Imprese, soffrono anche quelle in rosa

di Maria Grazia Piccaluga wPAVIA Aprono sartorie o decorano porcellane, guidano taxi o si mettono ai fornelli. Le donne titolari di un'impresa in provincia di Pavia nel 2011 erano 11.255. Un piccolo esercito che reagisce alla crisi, arrancando. E segna un saldo negativo di -0,1% (15 imprese che hanno chiuso i battenti). Un dato poco allineato al panorama lombardo ( positivo seppure solo dello 0,4%) e nazionale (più 0,5%). «Le donne sono molto propositive, hanno idee e anche coraggio ma dovrebbero riuscire, soprattutto sul nostro territorio, a fare rete. A mettere insieme le forze – dice Barbara Longo di Confesercenti –. Anche per dare alle donne imprenditrici una voce abbiamo messo in cantiere due iniziative: un convegno e una mostra». Il convegno, spiega Lucia Fusini responsabile del Cnif di Confesercenti, «è dedicato a Ilda Bartoloni, giornalista Rai e scrittrice scomparsa tre anni fa. Ma attiva portavoce della causa delle donne». Si svolgerà giovedì, alle 15.30, al collegio Cairoli.

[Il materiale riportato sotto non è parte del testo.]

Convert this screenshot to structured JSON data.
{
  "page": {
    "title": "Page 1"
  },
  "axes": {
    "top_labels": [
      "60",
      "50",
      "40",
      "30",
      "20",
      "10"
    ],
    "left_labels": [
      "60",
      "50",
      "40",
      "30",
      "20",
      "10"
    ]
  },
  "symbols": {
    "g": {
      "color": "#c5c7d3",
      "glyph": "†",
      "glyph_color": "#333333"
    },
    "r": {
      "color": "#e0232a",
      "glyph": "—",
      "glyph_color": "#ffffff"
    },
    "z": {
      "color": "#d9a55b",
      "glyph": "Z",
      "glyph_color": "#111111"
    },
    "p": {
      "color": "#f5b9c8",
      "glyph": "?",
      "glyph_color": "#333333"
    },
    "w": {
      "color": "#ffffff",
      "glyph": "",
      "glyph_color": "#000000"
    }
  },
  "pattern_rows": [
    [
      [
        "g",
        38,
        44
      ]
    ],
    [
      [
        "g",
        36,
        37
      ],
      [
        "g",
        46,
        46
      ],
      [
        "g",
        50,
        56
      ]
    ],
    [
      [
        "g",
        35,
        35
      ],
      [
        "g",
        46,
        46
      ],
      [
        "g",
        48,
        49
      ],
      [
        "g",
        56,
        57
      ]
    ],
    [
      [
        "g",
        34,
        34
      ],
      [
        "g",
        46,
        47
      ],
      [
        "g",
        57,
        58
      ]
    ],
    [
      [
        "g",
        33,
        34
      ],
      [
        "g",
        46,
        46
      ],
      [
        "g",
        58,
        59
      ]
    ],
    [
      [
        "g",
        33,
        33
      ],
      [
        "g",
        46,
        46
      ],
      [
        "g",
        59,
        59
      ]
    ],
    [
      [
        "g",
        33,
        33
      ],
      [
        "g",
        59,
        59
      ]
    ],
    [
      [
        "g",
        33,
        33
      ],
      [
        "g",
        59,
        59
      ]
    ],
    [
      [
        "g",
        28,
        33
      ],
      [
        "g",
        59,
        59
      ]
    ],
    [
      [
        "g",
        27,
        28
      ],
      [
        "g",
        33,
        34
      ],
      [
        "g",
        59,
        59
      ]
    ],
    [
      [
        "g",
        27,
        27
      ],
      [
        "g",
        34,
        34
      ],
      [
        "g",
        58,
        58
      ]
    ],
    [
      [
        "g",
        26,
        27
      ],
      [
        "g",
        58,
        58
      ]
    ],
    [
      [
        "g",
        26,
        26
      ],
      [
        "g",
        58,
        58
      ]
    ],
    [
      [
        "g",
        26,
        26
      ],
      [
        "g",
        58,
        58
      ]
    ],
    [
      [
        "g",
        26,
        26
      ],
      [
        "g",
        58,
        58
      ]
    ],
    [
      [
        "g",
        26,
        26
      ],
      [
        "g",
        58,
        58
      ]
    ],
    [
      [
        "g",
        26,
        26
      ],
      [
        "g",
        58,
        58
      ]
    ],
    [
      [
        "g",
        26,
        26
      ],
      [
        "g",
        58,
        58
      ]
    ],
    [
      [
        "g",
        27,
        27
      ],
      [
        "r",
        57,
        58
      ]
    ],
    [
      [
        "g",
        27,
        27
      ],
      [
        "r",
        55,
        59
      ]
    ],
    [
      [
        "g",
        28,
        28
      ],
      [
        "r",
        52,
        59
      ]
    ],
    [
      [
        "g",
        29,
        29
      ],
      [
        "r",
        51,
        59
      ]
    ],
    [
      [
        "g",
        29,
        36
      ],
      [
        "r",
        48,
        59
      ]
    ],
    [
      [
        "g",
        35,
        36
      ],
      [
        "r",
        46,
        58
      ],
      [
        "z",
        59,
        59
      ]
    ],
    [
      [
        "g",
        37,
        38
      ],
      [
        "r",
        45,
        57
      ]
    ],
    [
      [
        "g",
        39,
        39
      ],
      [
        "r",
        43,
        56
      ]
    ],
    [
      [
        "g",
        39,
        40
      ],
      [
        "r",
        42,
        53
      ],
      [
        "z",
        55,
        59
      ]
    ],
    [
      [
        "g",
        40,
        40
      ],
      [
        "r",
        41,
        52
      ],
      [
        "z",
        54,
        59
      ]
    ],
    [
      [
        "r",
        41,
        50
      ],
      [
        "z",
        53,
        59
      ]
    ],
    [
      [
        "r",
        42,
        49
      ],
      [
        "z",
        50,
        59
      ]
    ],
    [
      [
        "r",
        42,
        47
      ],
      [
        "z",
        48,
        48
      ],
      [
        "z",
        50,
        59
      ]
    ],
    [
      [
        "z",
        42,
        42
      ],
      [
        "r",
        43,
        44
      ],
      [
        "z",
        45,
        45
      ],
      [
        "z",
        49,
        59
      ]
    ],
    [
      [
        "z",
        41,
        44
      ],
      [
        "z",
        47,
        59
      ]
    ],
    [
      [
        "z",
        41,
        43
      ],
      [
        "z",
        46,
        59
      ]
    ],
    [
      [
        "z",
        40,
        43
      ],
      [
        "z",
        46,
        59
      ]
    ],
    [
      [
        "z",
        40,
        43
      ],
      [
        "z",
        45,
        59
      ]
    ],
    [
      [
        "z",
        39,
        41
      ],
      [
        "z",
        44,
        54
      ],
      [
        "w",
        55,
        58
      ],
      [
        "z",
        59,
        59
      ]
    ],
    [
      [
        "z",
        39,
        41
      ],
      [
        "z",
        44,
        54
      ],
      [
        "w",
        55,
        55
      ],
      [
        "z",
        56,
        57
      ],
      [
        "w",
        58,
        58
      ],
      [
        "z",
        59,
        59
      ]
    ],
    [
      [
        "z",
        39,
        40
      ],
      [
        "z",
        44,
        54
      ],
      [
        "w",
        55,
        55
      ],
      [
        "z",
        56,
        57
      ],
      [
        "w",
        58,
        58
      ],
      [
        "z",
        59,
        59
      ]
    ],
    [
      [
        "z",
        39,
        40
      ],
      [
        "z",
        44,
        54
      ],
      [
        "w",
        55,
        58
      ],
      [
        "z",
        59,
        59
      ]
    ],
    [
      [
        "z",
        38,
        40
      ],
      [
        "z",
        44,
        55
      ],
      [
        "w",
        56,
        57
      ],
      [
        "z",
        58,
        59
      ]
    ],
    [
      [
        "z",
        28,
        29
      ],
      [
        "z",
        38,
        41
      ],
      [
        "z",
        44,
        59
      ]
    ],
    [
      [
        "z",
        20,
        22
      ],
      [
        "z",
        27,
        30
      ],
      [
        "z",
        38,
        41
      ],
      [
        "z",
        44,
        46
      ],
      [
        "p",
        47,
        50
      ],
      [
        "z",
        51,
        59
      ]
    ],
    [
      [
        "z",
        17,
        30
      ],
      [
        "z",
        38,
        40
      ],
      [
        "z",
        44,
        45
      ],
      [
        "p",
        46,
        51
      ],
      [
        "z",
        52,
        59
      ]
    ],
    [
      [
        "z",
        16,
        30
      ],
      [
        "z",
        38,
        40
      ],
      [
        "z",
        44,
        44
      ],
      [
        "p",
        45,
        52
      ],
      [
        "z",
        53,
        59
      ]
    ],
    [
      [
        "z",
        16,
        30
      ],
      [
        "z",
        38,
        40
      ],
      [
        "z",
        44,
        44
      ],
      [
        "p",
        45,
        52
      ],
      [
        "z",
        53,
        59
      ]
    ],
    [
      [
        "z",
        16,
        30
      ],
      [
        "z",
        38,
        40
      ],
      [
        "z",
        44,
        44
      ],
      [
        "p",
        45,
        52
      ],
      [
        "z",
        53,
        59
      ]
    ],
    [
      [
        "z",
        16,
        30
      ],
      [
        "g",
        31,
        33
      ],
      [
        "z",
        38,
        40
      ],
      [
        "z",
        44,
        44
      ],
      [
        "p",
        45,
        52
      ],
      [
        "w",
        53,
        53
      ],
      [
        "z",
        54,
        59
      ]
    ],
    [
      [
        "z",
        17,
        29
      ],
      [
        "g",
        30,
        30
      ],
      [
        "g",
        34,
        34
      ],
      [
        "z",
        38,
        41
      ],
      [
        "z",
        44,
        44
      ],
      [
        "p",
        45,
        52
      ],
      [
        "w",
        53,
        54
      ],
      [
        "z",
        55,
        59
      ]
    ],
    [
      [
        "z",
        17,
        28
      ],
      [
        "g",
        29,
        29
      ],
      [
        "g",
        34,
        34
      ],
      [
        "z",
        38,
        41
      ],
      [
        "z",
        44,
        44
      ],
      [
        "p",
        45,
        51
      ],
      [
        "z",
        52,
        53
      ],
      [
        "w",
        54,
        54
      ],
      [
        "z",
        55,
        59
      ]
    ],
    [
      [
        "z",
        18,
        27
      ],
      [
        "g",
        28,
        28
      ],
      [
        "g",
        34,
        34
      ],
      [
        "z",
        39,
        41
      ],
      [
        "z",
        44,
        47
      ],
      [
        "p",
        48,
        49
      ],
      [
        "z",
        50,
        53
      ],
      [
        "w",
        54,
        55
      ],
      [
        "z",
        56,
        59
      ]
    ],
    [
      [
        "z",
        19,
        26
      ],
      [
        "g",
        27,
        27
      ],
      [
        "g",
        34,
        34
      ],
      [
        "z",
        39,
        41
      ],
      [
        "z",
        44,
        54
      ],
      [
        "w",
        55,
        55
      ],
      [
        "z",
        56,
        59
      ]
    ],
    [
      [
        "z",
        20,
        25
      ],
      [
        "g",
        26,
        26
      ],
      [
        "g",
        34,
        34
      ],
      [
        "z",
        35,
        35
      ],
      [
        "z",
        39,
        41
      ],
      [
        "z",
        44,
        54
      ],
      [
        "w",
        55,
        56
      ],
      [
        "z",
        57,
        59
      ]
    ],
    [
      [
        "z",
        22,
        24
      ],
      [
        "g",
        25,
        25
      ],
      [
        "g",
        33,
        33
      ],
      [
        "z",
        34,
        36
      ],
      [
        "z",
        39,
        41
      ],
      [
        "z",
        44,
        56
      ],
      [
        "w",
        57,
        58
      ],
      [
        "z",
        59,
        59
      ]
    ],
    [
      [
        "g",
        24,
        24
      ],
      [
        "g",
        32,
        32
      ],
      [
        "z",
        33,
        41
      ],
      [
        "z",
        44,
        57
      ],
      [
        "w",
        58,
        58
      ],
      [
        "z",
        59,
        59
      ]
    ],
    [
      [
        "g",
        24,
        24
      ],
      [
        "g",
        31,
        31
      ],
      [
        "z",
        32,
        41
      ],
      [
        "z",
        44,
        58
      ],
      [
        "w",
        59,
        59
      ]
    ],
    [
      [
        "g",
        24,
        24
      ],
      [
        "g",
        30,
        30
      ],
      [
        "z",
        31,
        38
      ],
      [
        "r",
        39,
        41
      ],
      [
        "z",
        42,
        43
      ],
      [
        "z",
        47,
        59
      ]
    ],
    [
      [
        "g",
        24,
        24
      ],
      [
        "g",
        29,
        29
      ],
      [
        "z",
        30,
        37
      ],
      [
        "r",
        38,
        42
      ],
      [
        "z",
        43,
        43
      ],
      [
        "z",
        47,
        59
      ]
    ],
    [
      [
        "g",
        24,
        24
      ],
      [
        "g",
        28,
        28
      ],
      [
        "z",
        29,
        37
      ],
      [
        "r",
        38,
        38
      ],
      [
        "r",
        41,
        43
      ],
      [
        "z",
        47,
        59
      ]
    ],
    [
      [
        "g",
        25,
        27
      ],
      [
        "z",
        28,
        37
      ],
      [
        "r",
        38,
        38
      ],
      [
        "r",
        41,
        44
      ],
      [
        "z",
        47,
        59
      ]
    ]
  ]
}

Mercoledì invece sarà inaugurata la mostra sulla creatività femminile con 15 espositrici (aperta fino a sabato. «Le imprese condotte dalle donne, che sono il 22,44% del totale, stanno affrontando grandi difficoltà economiche – spiegano a Confesercenti –. Esistono anche molte associazioni al femminile ma ognuna fa per sè. Bisognerebbe trovare il modo di creare un punto di riferimento comune. E la città, a misura d'uomo, offre uno scenario ideale». Un altro dato interessanteè la componente straniera del tessuto produttivo provinciale: negli ultimi 6 anni la quota è più che raddoppiata: dallo 0,9% del 2005 all'1,80% quella formata da donne straniere comunitarie 192 romene pari al 13%, cinesi, albanesi, marocchine e argentine), mentre anche quella delle extracomunitarie è cresciuta dell'1,3%.